We should all be committed, he tells us, to understanding the reality and consequences of our diet, the footprint it makes on our environment, and seek food products that are in the best interest of all living things. His forthright information and stark mental images are often disturbing, and that's how it should be. As the guardians of Planet Earth, we need to be shaken out of our complacency, to stop being comfortably unaware, and to understand the measures we must take to ensure the health and well-being of our planet and of ourselves.

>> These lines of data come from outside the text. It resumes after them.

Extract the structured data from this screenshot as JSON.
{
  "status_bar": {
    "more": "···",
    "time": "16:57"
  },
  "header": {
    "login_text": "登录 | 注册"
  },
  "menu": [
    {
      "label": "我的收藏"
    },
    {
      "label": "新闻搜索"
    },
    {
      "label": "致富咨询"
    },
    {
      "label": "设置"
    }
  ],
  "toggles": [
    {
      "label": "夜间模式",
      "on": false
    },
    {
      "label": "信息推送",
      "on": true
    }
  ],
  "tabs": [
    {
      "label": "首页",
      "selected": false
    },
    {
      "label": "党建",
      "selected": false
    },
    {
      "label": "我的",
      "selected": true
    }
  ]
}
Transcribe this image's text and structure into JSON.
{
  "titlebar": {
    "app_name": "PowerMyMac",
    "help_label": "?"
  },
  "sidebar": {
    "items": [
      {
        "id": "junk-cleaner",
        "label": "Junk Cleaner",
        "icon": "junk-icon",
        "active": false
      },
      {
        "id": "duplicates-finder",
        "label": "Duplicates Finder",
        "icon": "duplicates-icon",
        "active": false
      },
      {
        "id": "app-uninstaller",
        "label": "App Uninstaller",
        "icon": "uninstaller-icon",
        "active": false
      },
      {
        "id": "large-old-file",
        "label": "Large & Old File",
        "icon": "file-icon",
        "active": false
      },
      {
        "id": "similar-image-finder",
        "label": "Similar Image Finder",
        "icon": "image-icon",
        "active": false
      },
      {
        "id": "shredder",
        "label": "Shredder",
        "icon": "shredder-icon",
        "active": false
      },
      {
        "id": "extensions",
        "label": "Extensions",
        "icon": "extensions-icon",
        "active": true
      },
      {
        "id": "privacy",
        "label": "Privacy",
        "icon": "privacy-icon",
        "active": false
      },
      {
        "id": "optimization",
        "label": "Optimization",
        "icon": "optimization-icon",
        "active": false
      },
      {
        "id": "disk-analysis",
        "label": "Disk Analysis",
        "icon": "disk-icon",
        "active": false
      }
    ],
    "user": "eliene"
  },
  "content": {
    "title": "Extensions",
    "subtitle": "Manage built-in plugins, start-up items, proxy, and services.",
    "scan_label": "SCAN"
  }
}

Dr. Oppenlander breaks down the information in easy-to-read chapters that touch on issues ranging from the rainforests (depleting the lungs of our planet), to water and oceans, to world hunger, to the air we breathe (yes, food choice affects oxygen and the quality of the air). His fresh insight on this suppressed, and often controversial, topic goes well beyond the now-familiar warnings about global warming and use of fossil fuels. His information is essential reading; he provides entirely new perspectives on our culture and how this global crisis reached such startling proportions, as well as, most important, how to solve the problem.
PUBLISHERS WEEKLY
Oppenlander's powerful message that "our current food choices detrimentally affect climate change and global warming more so than do all the cars, planes, trucks, buses and trains used worldwide," and therefore veganism is the key to our survival isn't well served by his presentation. While he appears to have shocking facts on his side ("80 percent of the world's starving children live in countries where food surpluses are fed to animals that are then killed and eaten by more well-off individuals in developed countries"), he makes gratuitous arguments that undermine his own credibility. Rather than simply applaud Al Gore's work on the risk that energy consumption poses for Earth's future, the author accuses him of avoiding truths inconvenient to him, because of "ties to the current livestock industry" an allegation that Oppenlander admits is only speculative. More serious is Oppenlander's glossing over the pragmatics of how any politician could make headway on the issue in a post Citizens United political landscape. The billions of dollars the meat industry would pour into opposing any effort to ban meat consumption goes unaddressed, as does the challenge of changing the thinking of people whose ancestors have been carnivores for hundreds of thousands of years.
Customer Reviews
Wonderful!! Sad to read.
Dr. Oppenlander has done a wonderful job of explaining how what we choose to eat affects us and our earth. I wish everyone would take the time to read this.
Joel Salatin is my friend
WOW, this is a MUST READ for all inhabitants on out planet. I recommend this over Michael Pollan's books. I am an aspiring sustainable agriculture/ agroecology major and have extensive knowledge about the issues discussed. The format in which this author presents the information is practical and makes for a great read. He recognizes that what I even thought was the 'most' sustainable way to live/ eat was actually as detrimental to our environment and health as conventional consuming. I only eat Joel Salatin's meat (I can because I live in Virginia and less than 100mi of Polyface), but Dr. Ope has informed me that these practices aren't really sustainable. And being friends with Joel, I began to question the author's knowledge about what exactly he does. But I read on and saw that Dr. Ope covered the main components that I thought were what made Polyface different. Please read this book, it is very informative and essential to surviving the issues that we face today and what we will experience in the near future. Change needs to be made! And it starts with EVERYONE'S PARTICIPATION.